Do law schools take professional development of students seriously?
In the last week I’ve had exchanges with a couple law schools that made me wonder how serious law schools take professional development of their students.
I’m basing this on my belief that a law student’s understanding of how to blog and use social media to build a name and network is serious stuff. As they used to say, “as serious as a heart attack.”
In one case, a law school was appproached a year ago by one of the their law students suggesting the school hold a social media bootcamp for law students. The student who had good success using the net for learning, networking and building a name wanted to learn more — and wanted to help his fellow students.
The student, who would organize it, was told that things were awfully busy at the school and maybe it could be discussed in the spring. Nothing happened.
I approached the school earlier this year, was told the idea sounded good. When I heard nothing, I emailed back and like the student last year, was told things were awfully busy this fall, let’s look at the spring.
I can take the hint that we don’t value helping our students, professionally.

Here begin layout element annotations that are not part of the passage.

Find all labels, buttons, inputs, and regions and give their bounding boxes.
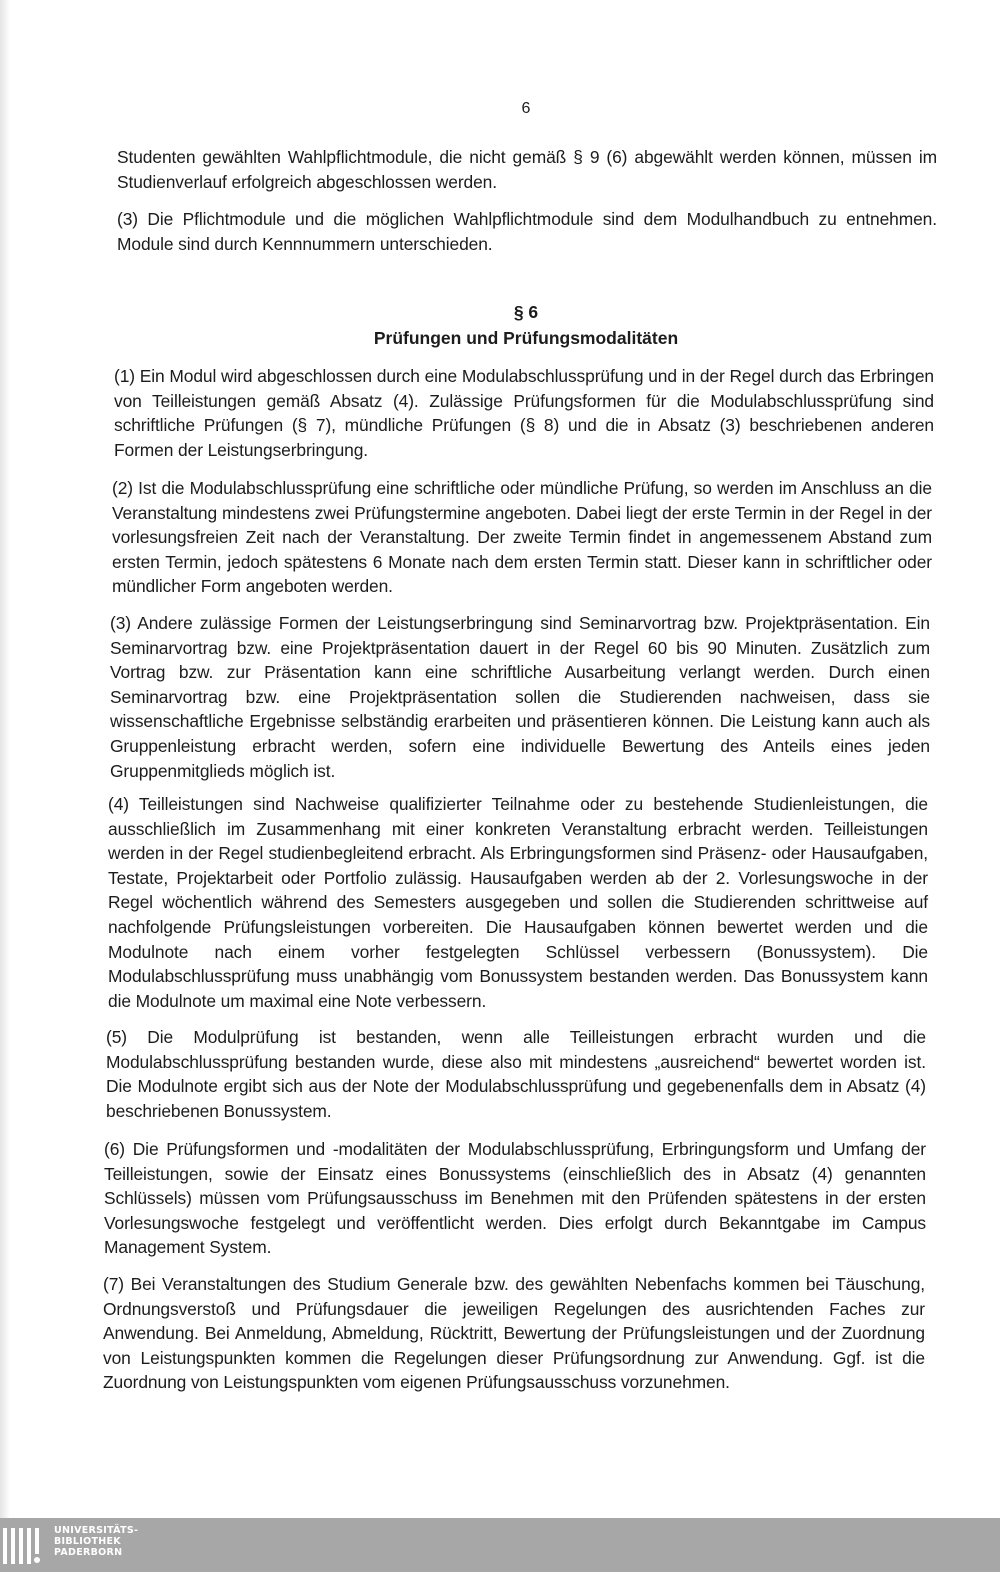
library-logo	[2, 1522, 152, 1568]
section-paragraph-5: (5) Die Modulprüfung ist bestanden, wenn alle Teilleistungen erbracht wurden und die Modulabschlussprüfung bestanden wurde, diese also mit mindestens „ausreichend“ bewertet worden ist. Die Modulnote ergibt sich aus der Note der Modulabschlussprüfung und gegebenenfalls dem in Absatz (4) beschriebenen Bonussystem.	[106, 1027, 926, 1121]
intro-paragraph-3: (3) Die Pflichtmodule und die möglichen Wahlpflichtmodule sind dem Modulhandbuch zu entnehmen. Module sind durch Kennnummern unterschieden.	[117, 209, 937, 254]
section-paragraph-4: (4) Teilleistungen sind Nachweise qualifizierter Teilnahme oder zu bestehende Studienleistungen, die ausschließlich im Zusammenhang mit einer konkreten Veranstaltung erbracht werden. Teilleistungen werden in der Regel studienbegleitend erbracht. Als Erbringungsformen sind Präsenz- oder Hausaufgaben, Testate, Projektarbeit oder Portfolio zulässig. Hausaufgaben werden ab der 2. Vorlesungswoche in der Regel wöchentlich während des Semesters ausgegeben und sollen die Studierenden schrittweise auf nachfolgende Prüfungsleistungen vorbereiten. Die Hausaufgaben können bewertet werden und die Modulnote nach einem vorher festgelegten Schlüssel verbessern (Bonussystem). Die Modulabschlussprüfung muss unabhängig vom Bonussystem bestanden werden. Das Bonussystem kann die Modulnote um maximal eine Note verbessern.	[108, 794, 928, 1011]
library-logo-text	[54, 1525, 150, 1558]
page-number: 6	[521, 100, 531, 117]
logo-line-1: UNIVERSITÄTS-	[54, 1525, 139, 1536]
section-paragraph-3: (3) Andere zulässige Formen der Leistungserbringung sind Seminarvortrag bzw. Projektpräsentation. Ein Seminarvortrag bzw. eine Projektpräsentation dauert in der Regel 60 bis 90 Minuten. Zusätzlich zum Vortrag bzw. zur Präsentation kann eine schriftliche Ausarbeitung verlangt werden. Durch einen Seminarvortrag bzw. eine Projektpräsentation sollen die Studierenden nachweisen, dass sie wissenschaftliche Ergebnisse selbständig erarbeiten und präsentieren können. Die Leistung kann auch als Gruppenleistung erbracht werden, sofern eine individuelle Bewertung des Anteils eines jeden Gruppenmitglieds möglich ist.	[110, 613, 930, 781]
section-paragraph-7: (7) Bei Veranstaltungen des Studium Generale bzw. des gewählten Nebenfachs kommen bei Täuschung, Ordnungsverstoß und Prüfungsdauer die jeweiligen Regelungen des ausrichtenden Faches zur Anwendung. Bei Anmeldung, Abmeldung, Rücktritt, Bewertung der Prüfungsleistungen und der Zuordnung von Leistungspunkten kommen die Regelungen dieser Prüfungsordnung zur Anwendung. Ggf. ist die Zuordnung von Leistungspunkten vom eigenen Prüfungsausschuss vorzunehmen.	[103, 1274, 925, 1393]
logo-line-2: BIBLIOTHEK	[54, 1536, 121, 1547]
section-paragraph-6: (6) Die Prüfungsformen und -modalitäten der Modulabschlussprüfung, Erbringungsform und Umfang der Teilleistungen, sowie der Einsatz eines Bonussystems (einschließlich des in Absatz (4) genannten Schlüssels) müssen vom Prüfungsausschuss im Benehmen mit den Prüfenden spätestens in der ersten Vorlesungswoche festgelegt und veröffentlicht werden. Dies erfolgt durch Bekanntgabe im Campus Management System.	[104, 1139, 926, 1258]
intro-continuation: Studenten gewählten Wahlpflichtmodule, die nicht gemäß § 9 (6) abgewählt werden können, müssen im Studienverlauf erfolgreich abgeschlossen werden.	[117, 147, 937, 192]
section-paragraph-1: (1) Ein Modul wird abgeschlossen durch eine Modulabschlussprüfung und in der Regel durch das Erbringen von Teilleistungen gemäß Absatz (4). Zulässige Prüfungsformen für die Modulabschlussprüfung sind schriftliche Prüfungen (§ 7), mündliche Prüfungen (§ 8) und die in Absatz (3) beschriebenen anderen Formen der Leistungserbringung.	[114, 366, 934, 460]
section-title: Prüfungen und Prüfungsmodalitäten	[373, 328, 679, 348]
library-footer-bar	[0, 1518, 1000, 1572]
section-paragraph-2: (2) Ist die Modulabschlussprüfung eine schriftliche oder mündliche Prüfung, so werden im Anschluss an die Veranstaltung mindestens zwei Prüfungstermine angeboten. Dabei liegt der erste Termin in der Regel in der vorlesungsfreien Zeit nach der Veranstaltung. Der zweite Termin findet in angemessenem Abstand zum ersten Termin, jedoch spätestens 6 Monate nach dem ersten Termin statt. Dieser kann in schriftlicher oder mündlicher Form angeboten werden.	[112, 478, 932, 597]
library-logo-bars-icon	[2, 1522, 50, 1568]
section-number: § 6	[513, 302, 539, 322]
logo-line-3: PADERBORN	[54, 1547, 123, 1558]
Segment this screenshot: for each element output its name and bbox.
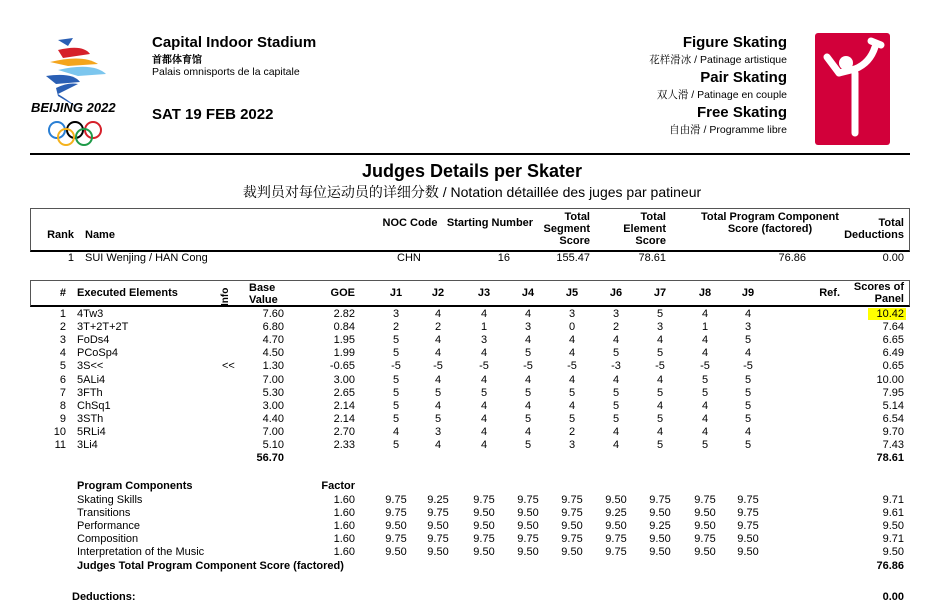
component-judge-score: 9.50	[649, 533, 671, 546]
element-goe: 2.70	[333, 425, 355, 438]
element-number: 11	[54, 439, 66, 451]
element-name: 3STh	[77, 412, 104, 425]
element-judge-score: 5	[656, 308, 664, 320]
element-judge-score: 4	[524, 308, 532, 320]
element-judge-score: -5	[567, 360, 577, 373]
element-number: 7	[59, 386, 66, 399]
element-panel-score: 6.49	[882, 347, 904, 360]
element-judge-score: 4	[480, 373, 488, 386]
header-executed-elements: Executed Elements	[77, 287, 178, 299]
element-judge-score: 4	[480, 399, 488, 412]
element-judge-score: 4	[656, 334, 664, 347]
element-number: 10	[53, 425, 66, 438]
header-number: #	[59, 287, 66, 299]
header-base-value: Base Value	[249, 282, 278, 306]
skater-pictogram-icon	[815, 33, 890, 145]
element-judge-score: 5	[656, 439, 664, 451]
header-judge-6: J6	[609, 287, 623, 299]
element-judge-score: -5	[700, 360, 710, 373]
element-judge-score: 2	[392, 321, 400, 334]
element-judge-score: 4	[701, 412, 709, 425]
element-judge-score: 3	[568, 439, 576, 451]
component-judge-score: 9.25	[649, 520, 671, 533]
summary-noc: CHN	[397, 252, 421, 264]
discipline-sub: 双人滑 / Patinage en couple	[656, 89, 787, 101]
element-judge-score: 5	[744, 399, 752, 412]
element-judge-score: 3	[480, 334, 488, 347]
element-judge-score: 2	[568, 425, 576, 438]
component-judge-score: 9.50	[517, 507, 539, 520]
element-judge-score: 5	[744, 412, 752, 425]
element-judge-score: 3	[612, 308, 620, 320]
element-judge-score: 4	[392, 425, 400, 438]
element-name: 3T+2T+2T	[77, 321, 129, 334]
element-judge-score: 5	[744, 386, 752, 399]
sport-name: Figure Skating	[682, 34, 787, 51]
component-judge-score: 9.75	[385, 533, 407, 546]
element-judge-score: 5	[568, 412, 576, 425]
element-judge-score: 4	[568, 399, 576, 412]
element-judge-score: 5	[568, 386, 576, 399]
component-judge-score: 9.75	[561, 507, 583, 520]
element-judge-score: 5	[392, 347, 400, 360]
element-judge-score: 5	[392, 373, 400, 386]
element-base-value: 4.70	[262, 334, 284, 347]
element-judge-score: 4	[612, 334, 620, 347]
component-judge-score: 9.50	[694, 546, 716, 559]
component-judge-score: 9.75	[605, 546, 627, 559]
deductions-value: 0.00	[882, 591, 904, 603]
header-goe: GOE	[330, 287, 355, 299]
element-judge-score: 3	[656, 321, 664, 334]
element-judge-score: 4	[524, 399, 532, 412]
element-panel-score: 0.65	[882, 360, 904, 373]
summary-name: SUI Wenjing / HAN Cong	[85, 252, 208, 264]
venue-name-fr: Palais omnisports de la capitale	[152, 66, 300, 78]
component-factor: 1.60	[333, 507, 355, 520]
element-judge-score: 4	[568, 334, 576, 347]
element-judge-score: 2	[434, 321, 442, 334]
element-panel-score: 7.95	[882, 386, 904, 399]
element-judge-score: 4	[480, 308, 488, 320]
element-judge-score: 3	[744, 321, 752, 334]
summary-header-name: Name	[85, 229, 115, 241]
element-judge-score: 5	[701, 439, 709, 451]
element-judge-score: 2	[612, 321, 620, 334]
component-judge-score: 9.50	[517, 520, 539, 533]
header-judge-9: J9	[741, 287, 755, 299]
element-number: 5	[59, 360, 66, 373]
header-judge-3: J3	[477, 287, 491, 299]
component-judge-score: 9.50	[649, 546, 671, 559]
element-number: 4	[59, 347, 66, 360]
component-judge-score: 9.75	[737, 494, 759, 506]
element-judge-score: 3	[434, 425, 442, 438]
element-judge-score: 4	[744, 347, 752, 360]
component-judge-score: 9.50	[694, 520, 716, 533]
panel-score-total: 78.61	[876, 452, 904, 464]
component-panel-score: 9.50	[882, 520, 904, 533]
element-goe: 2.33	[333, 439, 355, 451]
component-factor: 1.60	[333, 520, 355, 533]
element-judge-score: 4	[524, 373, 532, 386]
element-judge-score: 4	[480, 347, 488, 360]
element-judge-score: 4	[701, 308, 709, 320]
element-judge-score: 4	[612, 439, 620, 451]
svg-text:BEIJING 2022: BEIJING 2022	[31, 100, 116, 115]
element-judge-score: 5	[744, 334, 752, 347]
element-judge-score: 4	[656, 425, 664, 438]
element-judge-score: 4	[480, 412, 488, 425]
component-panel-score: 9.71	[882, 494, 904, 506]
element-number: 8	[59, 399, 66, 412]
element-goe: 2.82	[333, 308, 355, 320]
element-name: 3FTh	[77, 386, 103, 399]
component-judge-score: 9.75	[385, 507, 407, 520]
element-goe: -0.65	[329, 360, 355, 373]
element-judge-score: 3	[392, 308, 400, 320]
component-name: Interpretation of the Music	[77, 546, 205, 559]
element-base-value: 5.10	[262, 439, 284, 451]
element-judge-score: 4	[701, 347, 709, 360]
summary-header-pcs: Total Program Component Score (factored)	[701, 211, 839, 235]
component-panel-score: 9.61	[882, 507, 904, 520]
beijing-2022-logo	[28, 32, 138, 147]
element-judge-score: 5	[480, 386, 488, 399]
element-goe: 1.99	[333, 347, 355, 360]
element-judge-score: 4	[434, 439, 442, 451]
element-goe: 2.14	[333, 412, 355, 425]
component-judge-score: 9.75	[737, 507, 759, 520]
summary-rank: 1	[67, 252, 74, 264]
figure-skating-pictogram	[815, 33, 890, 145]
element-base-value: 6.80	[262, 321, 284, 334]
summary-ded: 0.00	[882, 252, 904, 264]
element-info: <<	[222, 360, 235, 373]
element-judge-score: 4	[434, 347, 442, 360]
element-panel-score: 5.14	[882, 399, 904, 412]
component-name: Skating Skills	[77, 494, 143, 506]
segment-name: Free Skating	[696, 104, 787, 121]
component-name: Performance	[77, 520, 140, 533]
header-info: Info	[220, 287, 231, 306]
component-judge-score: 9.25	[605, 507, 627, 520]
summary-header-rank: Rank	[47, 229, 74, 241]
element-judge-score: 4	[524, 334, 532, 347]
element-number: 9	[59, 412, 66, 425]
element-judge-score: 5	[392, 386, 400, 399]
element-name: PCoSp4	[77, 347, 118, 360]
header-judge-2: J2	[431, 287, 445, 299]
element-panel-score: 6.65	[882, 334, 904, 347]
header-judge-1: J1	[389, 287, 403, 299]
header-judge-7: J7	[653, 287, 667, 299]
components-header: Program Components	[77, 480, 193, 492]
element-base-value: 4.50	[262, 347, 284, 360]
component-judge-score: 9.50	[385, 520, 407, 533]
component-judge-score: 9.75	[694, 494, 716, 506]
element-judge-score: 5	[612, 386, 620, 399]
beijing-2022-emblem-icon	[28, 32, 138, 147]
components-total: 76.86	[876, 560, 904, 572]
component-judge-score: 9.50	[605, 494, 627, 506]
element-goe: 3.00	[333, 373, 355, 386]
element-judge-score: -5	[391, 360, 401, 373]
header-scores-of-panel: Scores of Panel	[853, 281, 904, 305]
component-judge-score: 9.50	[561, 520, 583, 533]
element-judge-score: 3	[568, 308, 576, 320]
summary-tes: 78.61	[638, 252, 666, 264]
summary-header-tes: Total Element Score	[623, 211, 666, 247]
element-panel-score: 7.64	[882, 321, 904, 334]
element-number: 1	[59, 308, 66, 320]
component-judge-score: 9.75	[694, 533, 716, 546]
component-judge-score: 9.50	[649, 507, 671, 520]
component-factor: 1.60	[333, 494, 355, 506]
element-judge-score: 1	[701, 321, 709, 334]
element-judge-score: 4	[434, 373, 442, 386]
component-factor: 1.60	[333, 546, 355, 559]
element-name: 5ALi4	[77, 373, 106, 386]
element-panel-score: 6.54	[882, 412, 904, 425]
element-goe: 2.14	[333, 399, 355, 412]
component-judge-score: 9.75	[385, 494, 407, 506]
element-panel-score: 10.42	[868, 308, 906, 320]
component-judge-score: 9.75	[561, 533, 583, 546]
component-judge-score: 9.50	[427, 520, 449, 533]
element-judge-score: 5	[434, 412, 442, 425]
component-judge-score: 9.75	[427, 533, 449, 546]
element-judge-score: 5	[612, 347, 620, 360]
component-judge-score: 9.50	[737, 533, 759, 546]
element-judge-score: 4	[656, 373, 664, 386]
element-goe: 0.84	[333, 321, 355, 334]
component-judge-score: 9.50	[561, 546, 583, 559]
element-judge-score: 4	[434, 308, 442, 320]
element-judge-score: -5	[523, 360, 533, 373]
element-judge-score: 5	[744, 373, 752, 386]
component-judge-score: 9.50	[473, 546, 495, 559]
element-base-value: 1.30	[262, 360, 284, 373]
element-judge-score: 4	[480, 439, 488, 451]
summary-header-tss: Total Segment Score	[543, 211, 590, 247]
element-judge-score: 3	[524, 321, 532, 334]
element-number: 6	[59, 373, 66, 386]
component-panel-score: 9.71	[882, 533, 904, 546]
sport-sub: 花样滑冰 / Patinage artistique	[649, 54, 787, 66]
element-base-value: 3.00	[262, 399, 284, 412]
element-judge-score: -5	[479, 360, 489, 373]
summary-tss: 155.47	[556, 252, 590, 264]
base-value-total: 56.70	[256, 452, 284, 464]
element-judge-score: 4	[701, 334, 709, 347]
factor-header: Factor	[321, 480, 355, 492]
element-judge-score: 5	[656, 412, 664, 425]
component-judge-score: 9.75	[473, 494, 495, 506]
element-judge-score: -5	[433, 360, 443, 373]
element-judge-score: -3	[611, 360, 621, 373]
element-name: FoDs4	[77, 334, 110, 347]
page-subtitle: 裁判员对每位运动员的详细分数 / Notation détaillée des juges par patineur	[242, 184, 702, 200]
element-judge-score: 5	[392, 412, 400, 425]
component-judge-score: 9.75	[517, 533, 539, 546]
summary-header-ded: Total Deductions	[844, 217, 904, 241]
element-judge-score: 5	[656, 386, 664, 399]
element-judge-score: 5	[612, 412, 620, 425]
component-judge-score: 9.75	[649, 494, 671, 506]
component-judge-score: 9.50	[517, 546, 539, 559]
element-base-value: 7.60	[262, 308, 284, 320]
component-name: Composition	[77, 533, 139, 546]
component-judge-score: 9.50	[385, 546, 407, 559]
element-judge-score: 5	[744, 439, 752, 451]
component-judge-score: 9.75	[561, 494, 583, 506]
element-base-value: 7.00	[262, 373, 284, 386]
component-panel-score: 9.50	[882, 546, 904, 559]
element-judge-score: 5	[656, 347, 664, 360]
element-judge-score: 4	[568, 347, 576, 360]
element-panel-score: 7.43	[882, 439, 904, 451]
header-ref: Ref.	[819, 287, 840, 299]
element-judge-score: 4	[434, 334, 442, 347]
element-judge-score: 4	[744, 308, 752, 320]
element-goe: 2.65	[333, 386, 355, 399]
component-judge-score: 9.25	[427, 494, 449, 506]
element-judge-score: 1	[480, 321, 488, 334]
component-judge-score: 9.50	[737, 546, 759, 559]
element-name: 5RLi4	[77, 425, 106, 438]
element-name: ChSq1	[77, 399, 111, 412]
element-judge-score: 5	[524, 386, 532, 399]
element-judge-score: 5	[392, 399, 400, 412]
component-judge-score: 9.50	[694, 507, 716, 520]
header-judge-4: J4	[521, 287, 535, 299]
element-judge-score: 4	[480, 425, 488, 438]
venue-name: Capital Indoor Stadium	[152, 34, 317, 51]
component-judge-score: 9.75	[517, 494, 539, 506]
component-name: Transitions	[77, 507, 131, 520]
element-judge-score: 5	[434, 386, 442, 399]
element-name: 4Tw3	[77, 308, 104, 320]
element-number: 3	[59, 334, 66, 347]
element-goe: 1.95	[333, 334, 355, 347]
component-judge-score: 9.50	[473, 520, 495, 533]
header-judge-5: J5	[565, 287, 579, 299]
component-factor: 1.60	[333, 533, 355, 546]
component-judge-score: 9.75	[737, 520, 759, 533]
element-judge-score: 4	[744, 425, 752, 438]
element-judge-score: -5	[655, 360, 665, 373]
element-judge-score: 5	[701, 373, 709, 386]
summary-header-start: Starting Number	[446, 217, 534, 229]
page-title: Judges Details per Skater	[361, 161, 583, 181]
element-judge-score: 4	[701, 425, 709, 438]
element-name: 3Li4	[77, 439, 98, 451]
summary-pcs: 76.86	[778, 252, 806, 264]
component-judge-score: 9.75	[605, 533, 627, 546]
element-judge-score: 5	[524, 412, 532, 425]
venue-name-zh: 首都体育馆	[152, 55, 202, 66]
component-judge-score: 9.75	[427, 507, 449, 520]
component-judge-score: 9.50	[473, 507, 495, 520]
element-judge-score: 5	[392, 439, 400, 451]
element-base-value: 7.00	[262, 425, 284, 438]
element-number: 2	[59, 321, 66, 334]
element-judge-score: 4	[568, 373, 576, 386]
discipline-name: Pair Skating	[700, 69, 787, 86]
element-judge-score: 5	[701, 386, 709, 399]
component-judge-score: 9.50	[427, 546, 449, 559]
element-judge-score: 4	[701, 399, 709, 412]
element-judge-score: 0	[568, 321, 576, 334]
element-judge-score: -5	[743, 360, 753, 373]
element-judge-score: 4	[434, 399, 442, 412]
element-base-value: 5.30	[262, 386, 284, 399]
component-judge-score: 9.50	[605, 520, 627, 533]
component-judge-score: 9.75	[473, 533, 495, 546]
element-judge-score: 4	[612, 373, 620, 386]
element-judge-score: 4	[656, 399, 664, 412]
element-name: 3S<<	[77, 360, 104, 373]
header-judge-8: J8	[698, 287, 712, 299]
event-date: SAT 19 FEB 2022	[152, 106, 274, 123]
element-judge-score: 4	[612, 425, 620, 438]
element-base-value: 4.40	[262, 412, 284, 425]
components-total-label: Judges Total Program Component Score (factored)	[77, 560, 344, 572]
element-judge-score: 5	[524, 439, 532, 451]
element-judge-score: 5	[392, 334, 400, 347]
element-panel-score: 10.00	[876, 373, 904, 386]
element-judge-score: 5	[612, 399, 620, 412]
summary-start: 16	[497, 252, 510, 264]
deductions-label: Deductions:	[72, 591, 136, 603]
element-judge-score: 5	[524, 347, 532, 360]
segment-sub: 自由滑 / Programme libre	[669, 124, 787, 136]
summary-header-noc: NOC Code	[382, 217, 438, 229]
element-judge-score: 4	[524, 425, 532, 438]
element-panel-score: 9.70	[882, 425, 904, 438]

Or, just as bad, we don’t take seriously learning how we can better help our students, professionally — we’re going to do what we have always done.
The second exchange, and actually much more positive, came when it was explained to me that the law school is pushing social media but is meeting resistence with students who question its value.
The problem may come when you begin by pairing up students and asking each student to look at the problems that may be presented by their follow students Internet identity. The focus rather than what’s great and what can be done is “let’s look at where you can get in trouble.” I can imagine skiing lessons starting with how you are likely to tear your ACL.
Rather than look at trouble, why not begin with the positives and tell students that there probably isn’t a lawyer a year, out of the million of them, who gets into trouble, professionally through the use of social media and blogging. And that there are lawyers coast to coast who are building careers and practices from social media.
Tell law students where they can go by using social media now. Tell them of Pat Ellis, three years out of law school, who is now reporting to the General Motors GC — because of blogging and using Twitter while in law school.
Every student has a networking machine in their pocket. Introvert or extrovert, I bet 99% of your incoming 1L’s use Snapchat, Instagram or Facebook for networking with friends and relatives. They just need a little guidance as to using this machine for learning, networking and building a name.
If you, as a law school, don’t know how it’s done, you just have to care enough to find out how — and to find out today. Otherwise what are you going to tell your students struggling to get a job, we’ll start trying to help you next Spring or the Spring after.
People today communicate via social media. It’s where they get their news, information and damn near everything else. It’s where people build relationships – over two billion people use Facebook.
At least as much time, if not more, should be put into teaching students how to use the net to build a name and to network than into getting firms into the law school for interviews, clerking opportunities and postings for postitions students are supposed to send off a resume. Knowing how to use the Internet is much more likely to help students — and unquestionably, more students.
The second exchange was much more positive as I am headed out to that law school next week. ;) Like with other law schools, I’m getting calls from out the blue to visit and talk with the students. I’m no savior, the schools need to have programs teaching the stuff and I’ll only vist a dozen schools a year.
I’m just afraid there are many law schools who are not taking professional development seriously.